Worum ging es in der Coinbase-Werbung? Die Werbung zeigte die wirtschaftlichen Probleme im Vereinigten Königreich, wie undichte Häuser und steigende Preise, und schlug vor, dass Krypto eine Lösung für ein kaputtes Finanzsystem sein könnte. Sie wurde vor der Ausstrahlung zurückgezogen, was eine Debatte über Zensur auslöste.
Was sagte der CEO von Coinbase über das Verbot? Brian Armstrong kritisierte das Verbot und argumentierte, es widerspiegele eine veraltete Sichtweise auf Krypto als Glücksspiel und ersticke Innovationen. Er begrüßte die Gegenreaktion und sagte, sie verstärke die Botschaft der Anzeige.

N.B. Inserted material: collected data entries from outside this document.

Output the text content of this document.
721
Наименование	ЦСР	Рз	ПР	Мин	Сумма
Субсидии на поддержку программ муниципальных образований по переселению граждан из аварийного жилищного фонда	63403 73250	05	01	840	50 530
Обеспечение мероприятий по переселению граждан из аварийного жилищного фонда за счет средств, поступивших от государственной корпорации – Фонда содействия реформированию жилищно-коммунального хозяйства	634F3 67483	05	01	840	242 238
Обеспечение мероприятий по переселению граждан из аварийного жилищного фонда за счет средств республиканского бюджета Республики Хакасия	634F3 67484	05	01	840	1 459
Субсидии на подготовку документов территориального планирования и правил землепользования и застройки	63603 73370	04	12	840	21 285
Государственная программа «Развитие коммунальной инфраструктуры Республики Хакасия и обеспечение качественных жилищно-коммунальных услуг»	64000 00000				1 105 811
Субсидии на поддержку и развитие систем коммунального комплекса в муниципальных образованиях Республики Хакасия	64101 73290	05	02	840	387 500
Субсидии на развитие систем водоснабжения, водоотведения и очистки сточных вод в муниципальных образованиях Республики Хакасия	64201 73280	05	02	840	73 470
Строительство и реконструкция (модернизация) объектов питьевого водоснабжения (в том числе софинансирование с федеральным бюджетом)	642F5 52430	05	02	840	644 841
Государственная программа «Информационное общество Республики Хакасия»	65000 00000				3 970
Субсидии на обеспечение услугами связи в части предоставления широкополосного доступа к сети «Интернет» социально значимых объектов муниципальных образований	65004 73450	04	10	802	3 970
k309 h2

Wie hat die Krypto-Community reagiert? Einige lobten die Werbung dafür, dass sie die Mängel des Finanzsystems hervorhebt, während andere, wie der CEO von Wintermute, sie als eine übertriebene Fehlentscheidung bezeichneten. Die Reaktionen auf X zeigen gemischte Unterstützung, wobei einige die anti-Krypto-Haltung des Vereinigten Königreichs verurteilen.
Was ist der breitere Kontext dieses Verbots? Das Verbot spiegelt die vorsichtige Krypto-Regulierung des Vereinigten Königreichs wider, wobei der ehemalige Kanzler George Osborne warnte, dass das Land hinter den USA und der EU zurückbleibt. Es ist Teil der anhaltenden Spannungen zwischen Krypto-Unternehmen und Regulierungsbehörden.